By Nikita Parik
Two poems from her newly published collection: Diacritics of Desire.
Mother Tongue
If you plan to rule over
a people, material imperialism
is never enough.
You must take hold
of the language,
seize its sounds,
cause them to choke
in the very throats
they originate from.
Next, you must strip it
naked, cause shame to
the tongues that speak it.
Then, to be really sure,
plant the seeds of doubt
carefully, and when the brains
begin to question
the very tenets of
the uncivilized truths
of a once-enslaved language,
give yourself a pat and
consider your job well done.
My Mother Speaks Odiya
In brief moments of complex linguistic exchanges,
the water-fetchers from the sea-state
of Odisha connect to my mother
in a way I never could.
The mutual pleasantries shared taste like
sea-salt on the tongue, the phrases vibrant, like
conch shells buried under the tides
of a shared history in a shared land.
Oh how now the rhythmic, chant-like banter
shape-shifts before my eyes into frothy saltsprays, now
Rathyatra-chaos, now rushed rustic
banter in breezy paddy fields!
Every time my mother speaks Odiya, she exposes me
to a history- latent, unexplored- and in its lilts
I imagine the lulls of a sleeping sea,
the sounds- all its phones and morphs-
transporting me to another time, in another state,
where the colors of the sky write themselves over
the playfully turbulent seas in the same rhythms and cadences.
About Nikita Parik:
Parik holds a Master's in Linguistics, a three year diploma in French, and another Master’s in English.
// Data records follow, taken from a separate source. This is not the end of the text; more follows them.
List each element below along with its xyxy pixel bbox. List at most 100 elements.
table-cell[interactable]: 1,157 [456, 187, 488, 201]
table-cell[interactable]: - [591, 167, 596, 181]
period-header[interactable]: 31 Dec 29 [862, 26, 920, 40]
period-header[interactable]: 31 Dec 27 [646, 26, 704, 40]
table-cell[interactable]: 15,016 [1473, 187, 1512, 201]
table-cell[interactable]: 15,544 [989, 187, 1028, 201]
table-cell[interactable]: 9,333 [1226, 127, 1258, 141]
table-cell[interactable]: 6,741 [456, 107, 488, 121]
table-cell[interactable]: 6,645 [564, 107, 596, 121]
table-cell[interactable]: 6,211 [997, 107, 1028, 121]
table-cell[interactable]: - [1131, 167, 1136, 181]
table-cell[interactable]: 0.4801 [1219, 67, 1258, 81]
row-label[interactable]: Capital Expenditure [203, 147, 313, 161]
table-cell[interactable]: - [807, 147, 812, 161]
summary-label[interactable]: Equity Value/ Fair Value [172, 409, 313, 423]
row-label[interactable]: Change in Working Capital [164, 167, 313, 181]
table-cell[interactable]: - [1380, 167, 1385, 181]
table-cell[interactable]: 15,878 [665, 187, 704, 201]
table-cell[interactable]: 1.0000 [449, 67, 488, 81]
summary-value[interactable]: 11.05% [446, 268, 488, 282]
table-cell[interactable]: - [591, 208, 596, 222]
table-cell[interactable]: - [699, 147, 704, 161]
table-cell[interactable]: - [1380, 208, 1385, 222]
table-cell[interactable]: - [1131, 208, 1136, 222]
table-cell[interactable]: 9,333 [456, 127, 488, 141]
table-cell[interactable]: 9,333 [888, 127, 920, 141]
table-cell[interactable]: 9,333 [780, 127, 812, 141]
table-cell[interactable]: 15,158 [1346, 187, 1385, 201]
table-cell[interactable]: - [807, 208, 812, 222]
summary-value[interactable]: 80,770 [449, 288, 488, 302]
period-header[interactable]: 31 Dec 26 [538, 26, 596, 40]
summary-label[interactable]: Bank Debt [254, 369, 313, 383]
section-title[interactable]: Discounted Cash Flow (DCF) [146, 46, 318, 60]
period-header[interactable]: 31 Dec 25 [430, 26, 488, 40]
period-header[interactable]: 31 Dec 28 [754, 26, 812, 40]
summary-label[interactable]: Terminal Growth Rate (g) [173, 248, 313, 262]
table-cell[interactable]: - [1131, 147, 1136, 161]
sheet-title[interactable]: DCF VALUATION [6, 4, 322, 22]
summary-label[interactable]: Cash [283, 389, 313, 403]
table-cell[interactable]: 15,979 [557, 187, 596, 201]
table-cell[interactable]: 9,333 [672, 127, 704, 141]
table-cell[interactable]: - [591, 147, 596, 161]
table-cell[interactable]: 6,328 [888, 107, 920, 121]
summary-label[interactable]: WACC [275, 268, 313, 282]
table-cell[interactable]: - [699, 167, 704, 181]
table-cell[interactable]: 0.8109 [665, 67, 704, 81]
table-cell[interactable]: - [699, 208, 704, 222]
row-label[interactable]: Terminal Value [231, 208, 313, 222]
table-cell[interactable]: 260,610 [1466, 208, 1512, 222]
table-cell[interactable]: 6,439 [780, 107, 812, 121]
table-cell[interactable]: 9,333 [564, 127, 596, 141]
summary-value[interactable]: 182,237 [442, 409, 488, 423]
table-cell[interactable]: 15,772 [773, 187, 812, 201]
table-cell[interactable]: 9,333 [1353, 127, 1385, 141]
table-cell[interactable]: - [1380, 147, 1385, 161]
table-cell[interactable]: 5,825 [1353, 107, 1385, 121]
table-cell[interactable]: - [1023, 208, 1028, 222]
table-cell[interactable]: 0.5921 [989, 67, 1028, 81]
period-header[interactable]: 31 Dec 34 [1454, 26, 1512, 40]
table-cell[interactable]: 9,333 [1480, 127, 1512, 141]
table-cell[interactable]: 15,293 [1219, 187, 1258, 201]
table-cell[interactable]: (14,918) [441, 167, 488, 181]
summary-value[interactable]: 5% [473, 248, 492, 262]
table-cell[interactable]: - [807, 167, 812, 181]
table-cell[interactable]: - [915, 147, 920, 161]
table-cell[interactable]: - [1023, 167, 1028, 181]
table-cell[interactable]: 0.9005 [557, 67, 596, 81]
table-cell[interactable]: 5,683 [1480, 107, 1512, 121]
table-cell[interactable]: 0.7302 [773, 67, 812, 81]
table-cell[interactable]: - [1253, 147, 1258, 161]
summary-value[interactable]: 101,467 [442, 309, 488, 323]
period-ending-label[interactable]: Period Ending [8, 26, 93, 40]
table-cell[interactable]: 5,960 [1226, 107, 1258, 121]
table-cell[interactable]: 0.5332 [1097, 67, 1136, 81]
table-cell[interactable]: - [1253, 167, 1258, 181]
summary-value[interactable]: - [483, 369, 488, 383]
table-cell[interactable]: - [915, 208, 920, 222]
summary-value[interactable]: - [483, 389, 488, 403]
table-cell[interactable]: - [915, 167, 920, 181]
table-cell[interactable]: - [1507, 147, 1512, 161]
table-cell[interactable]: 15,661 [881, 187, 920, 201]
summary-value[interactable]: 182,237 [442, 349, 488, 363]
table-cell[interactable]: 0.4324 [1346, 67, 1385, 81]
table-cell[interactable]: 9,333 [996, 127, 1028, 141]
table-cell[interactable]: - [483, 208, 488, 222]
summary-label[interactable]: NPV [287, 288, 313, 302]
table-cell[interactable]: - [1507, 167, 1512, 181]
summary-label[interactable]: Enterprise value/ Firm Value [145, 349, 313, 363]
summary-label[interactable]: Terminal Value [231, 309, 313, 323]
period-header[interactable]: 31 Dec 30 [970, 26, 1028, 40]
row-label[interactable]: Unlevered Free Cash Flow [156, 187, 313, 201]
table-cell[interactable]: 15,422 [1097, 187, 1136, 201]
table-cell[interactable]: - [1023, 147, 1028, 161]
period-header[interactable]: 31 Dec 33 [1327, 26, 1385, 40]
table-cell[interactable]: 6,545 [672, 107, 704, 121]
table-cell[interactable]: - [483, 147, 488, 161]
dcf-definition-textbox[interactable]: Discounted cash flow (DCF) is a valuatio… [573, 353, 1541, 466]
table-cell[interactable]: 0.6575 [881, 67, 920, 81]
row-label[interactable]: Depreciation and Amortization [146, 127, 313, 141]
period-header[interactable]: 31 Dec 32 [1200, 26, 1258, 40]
Diacritics of Desire (2019) is her debut book of poems, followed by Amour and Apocalypse (2020), a novel in translation (Hindi to English). She has been invited to read her poems at the Sahitya Akademi Multilingual Poets Meet and Sahitya Akademi Young Writer's Meet programmes. Her works have appeared in Rattle, U City Review, The Alipore Post, Vayavya, The Bombay Literary Magazine, and others. She currently edits EKL Review.